E5 Environmental Timeseries Analysis Part 2
This post continues analysis of environmental time series data for the E5 Rules of Life Project.
See Part 1 in this notebook post.
Overview
From the last post, we have a QC’d dataframe of environmental data across 3 sites and 4 timepoint periods in Moorea for the E5 Rules of Life project. This post details plotting and statistical analysis of this data.
All code and data are in the E5 Git Repo in the integration_environmental.Rmd
script.
Generating a Radar Plot
To view multivariate environmental data, I produced a radar plot. First, I calcuated several environmental variables from our time series of temperature, pH, and light. Note in this data I am using the temperature obtained from temp/pH probes (not the Hobo loggers), since these data are paired to pH measurements.
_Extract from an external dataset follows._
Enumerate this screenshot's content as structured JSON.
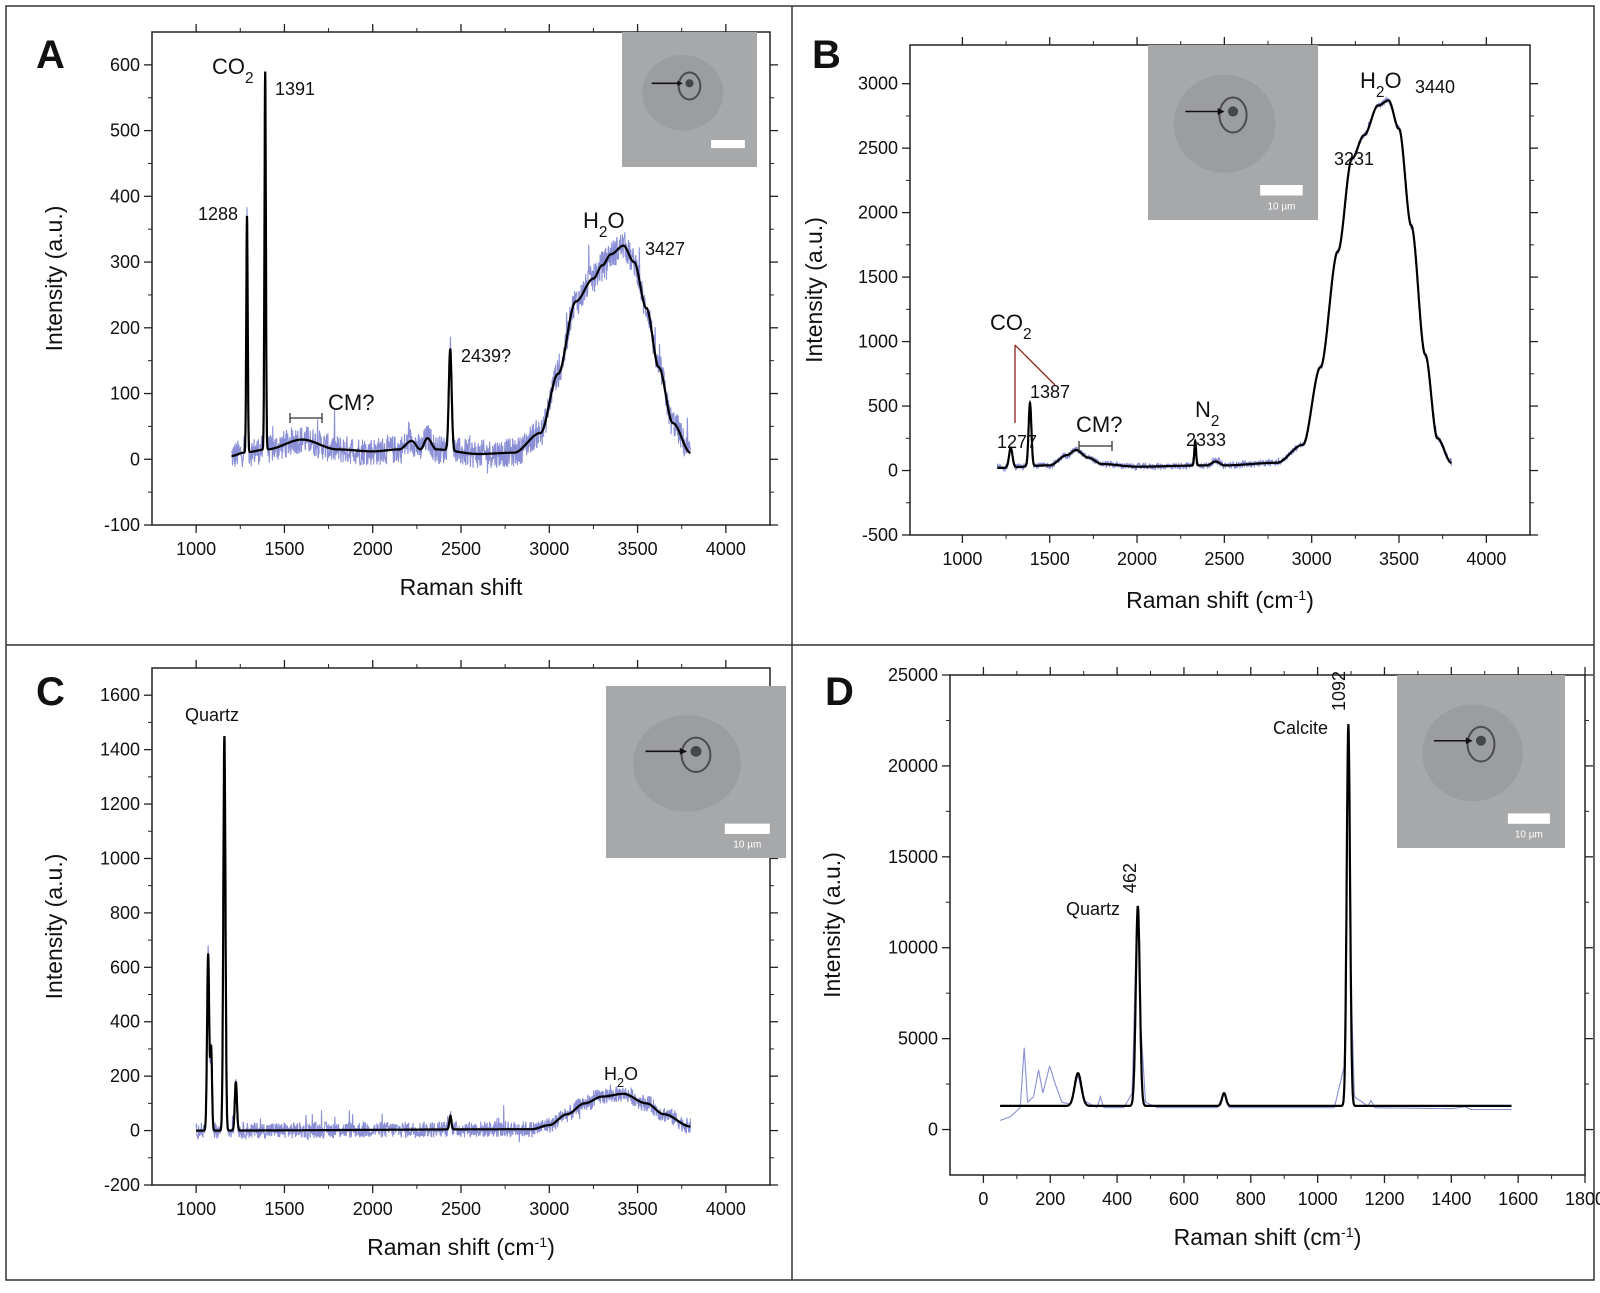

First, I summarized data by day. All variables are then reflective of 24 h periods.
The variables calculated include daily mean, daily min, daily max, daily range, and daily variability (standard deviation).
This was done using the handy summarise(across())
function in tidyverse.
I generated a radar plot using the ggRadar
function from the ggiraphExtra
package. There are several other packages that can produce radar plots, including ggradar
and ggradar2
, but ggRadar
worked best for me.
The plot looks like this:
From this plot we see that sites appear to have different environmental conditions.
Statistical analysis
Next, I conducted a one-way anova for each environmental variable in the plot above by site. The following variables were significant (p<0.05).
- Temperature daily variability (stdev)
- Max daily temperature
- Daily temperature range
- Mean daily light
- Max daily light
- Mean daily pH
- Daily pH variability (stdev)
- Max daily pH
- Min daily pH
- pH daily range
Next steps
Continue to address QC issues from Part 1 and decide on our approach for plot and statistical tests for publication.
Because of the mismatch in the data (collected during limited phases in the example of light, or missing site data for pH/temp), this reduces our sample size. We can try to fill in some of the gaps to increase our observations.
Currently, we have data from all responses across 68 days.